#5 Relationship Myths:



There are several types of relationships that exist among human beings. Family relationships, romantic relationships, parental relationships, marital relationships, extramarital relationships (etc), are few among them. Being in a relationship is an added responsibility and obligation, as the success of any relationship is the collective result of the attitudes, behavioral patterns and personal preferences of the two or more people included in the relationship. But amidst all these ideologies, when we most want to get into a relationship anew, there are always several conceptions we have in mind, conceptions of bliss, and comfort of how the relationship will (or may) turn out to be in the long run. Some of these conceptions (or most of these conceptions) are regarded as relationship myths, myths they are called - because we usually believe them to be true, but most times they are not quite so in the reality...

Let us explore 5 (there are more) of such commonly held relationship myths:

1. That there is a Soul Mate or True Love for Every Person.


It is an obvious myth and also a mistake to believe that each and every person has a true love or soul mate. You get into relationship with a person not because he/she is the one and only person who fits your requirements and matches your mind. The person is just one among many of similar type. It is because you met him/her at the right time and place, that you are in relationship with the person. If you were born to a different region on earth, you might see another person matching your mind and have got into relationship with him/her.

2. Best Relationship is Between People of Similar Personality:


Many people hold the belief that similar personalities and mindsets attract each other and force them into relationships. But it is a myth and wrong notion. It is not the mentality or personality that attracts people. No one is similar in the world as individuality is the most significant aspect of human life. People who go hand in hand in certain aspects may differ in other elements. For example, people who like the same food may differ in their political mentalities. Similarity is just a vague concept. If two people are ideal for all their attitudes and aspects, then the concept of individuality could be considered meaningless.

3. Love is everything in relationships:


It is another relationship myth that people consider love as the whole of every relationship. Relationships can start from mere attraction and cherish and flourish with love. But love is not the whole of any relationship. There are many other aspects like responsibilities, obligations, adjustments, dedication, sacrifice etc., to live in long term relationships. Temperament, tolerance, humility etc., are also important in relationships. But love essentially is the background to all such qualities.

4. Sexual activities foster relationships:


Sex and satisfying physical needs help fostering relationships, but believing that sex is essential factor of every relationship is a wrong concept. Relationships are much more than mere physical requirements and satisfaction. The mental oneness and emotional attachment is always required in a relationship and sex is only one of the ways of attaining it.
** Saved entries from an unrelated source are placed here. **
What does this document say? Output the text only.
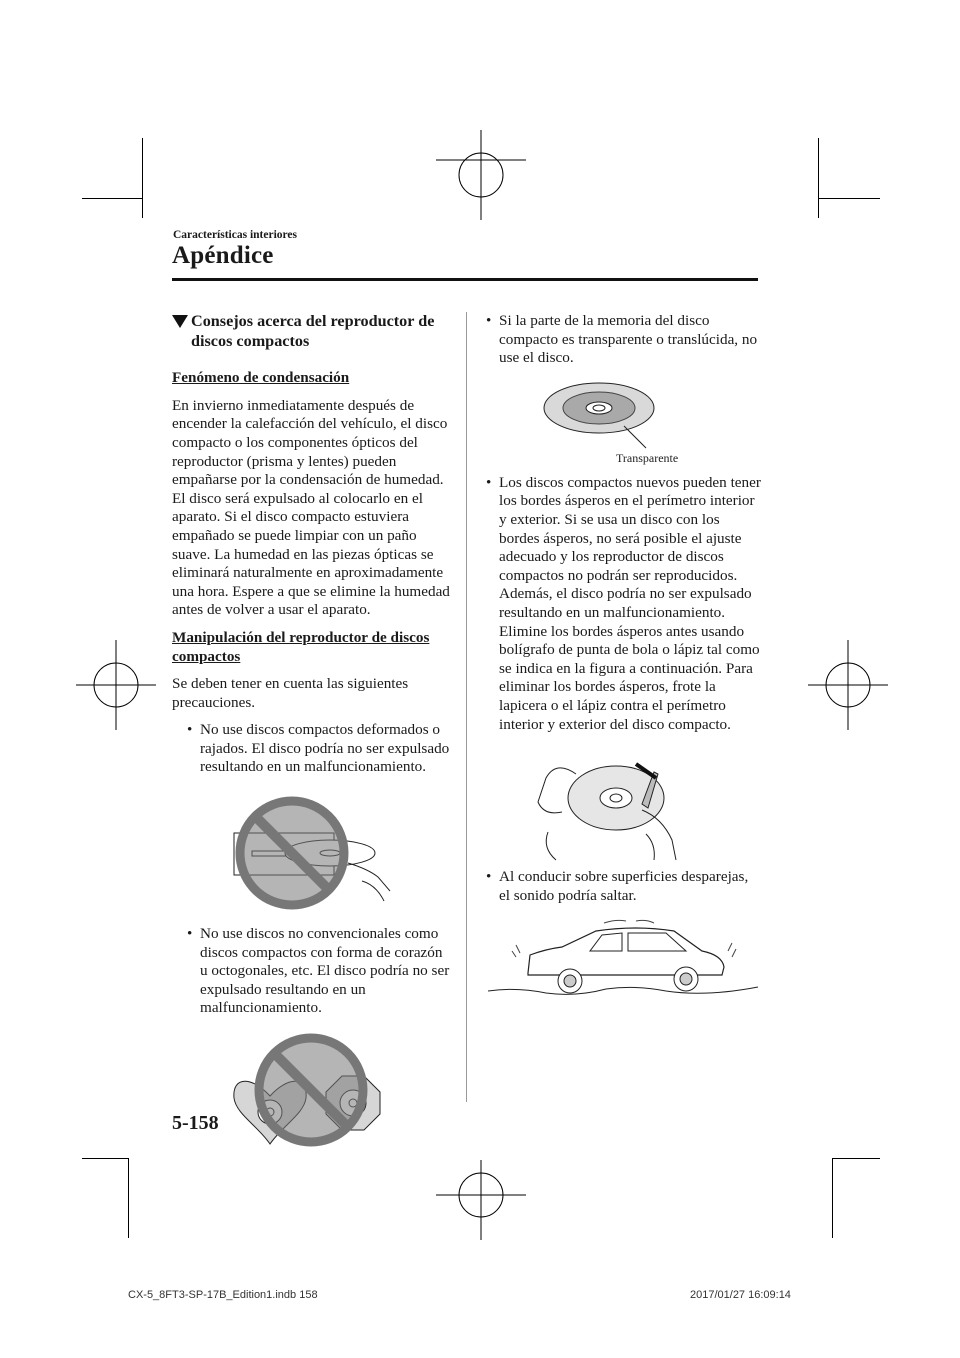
Características interiores
Apéndice
Consejos acerca del reproductor de discos compactos
Fenómeno de condensación
En invierno inmediatamente después de encender la calefacción del vehículo, el disco compacto o los componentes ópticos del reproductor (prisma y lentes) pueden empañarse por la condensación de humedad. El disco será expulsado al colocarlo en el aparato. Si el disco compacto estuviera empañado se puede limpiar con un paño suave. La humedad en las piezas ópticas se eliminará naturalmente en aproximadamente una hora. Espere a que se elimine la humedad antes de volver a usar el aparato.
Manipulación del reproductor de discos compactos
Se deben tener en cuenta las siguientes precauciones.
• No use discos compactos deformados o rajados. El disco podría no ser expulsado resultando en un malfuncionamiento.
• No use discos no convencionales como discos compactos con forma de corazón u octogonales, etc. El disco podría no ser expulsado resultando en un malfuncionamiento.
• Si la parte de la memoria del disco compacto es transparente o translúcida, no use el disco.
Transparente
• Los discos compactos nuevos pueden tener los bordes ásperos en el perímetro interior y exterior. Si se usa un disco con los bordes ásperos, no será posible el ajuste adecuado y los reproductor de discos compactos no podrán ser reproducidos. Además, el disco podría no ser expulsado resultando en un malfuncionamiento. Elimine los bordes ásperos antes usando bolígrafo de punta de bola o lápiz tal como se indica en la figura a continuación. Para eliminar los bordes ásperos, frote la lapicera o el lápiz contra el perímetro interior y exterior del disco compacto.
• Al conducir sobre superficies desparejas, el sonido podría saltar.
5-158
CX-5_8FT3-SP-17B_Edition1.indb 158	2017/01/27 16:09:14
Even without sexual activities two people can remain in long term relationships and extract the happiness and satisfaction from it. Thinking that sex is everything in a relationship may damage the intensity as both the partners may not always be prepared or interested in sexual activities.

5. New relationship is the best cure after a breakup:


It is another relationship myth to think that the perfect cure for a breakup is getting into another relationship in no time. Nah! Experts say that one has to find time to be alone after the breakup to analyze the reasons of the breakup and also to find the ways of not repeating the mistakes in future relationships. Sometimes, the reasons for breakup would be lying underneath the person himself/herself. Getting into another relationship without mending the issue or changing the attitude may result in another breakup. This it is always advised to take time to get into another relationship soon after a breakup. Newer relationships are not at all a cure for a breakup.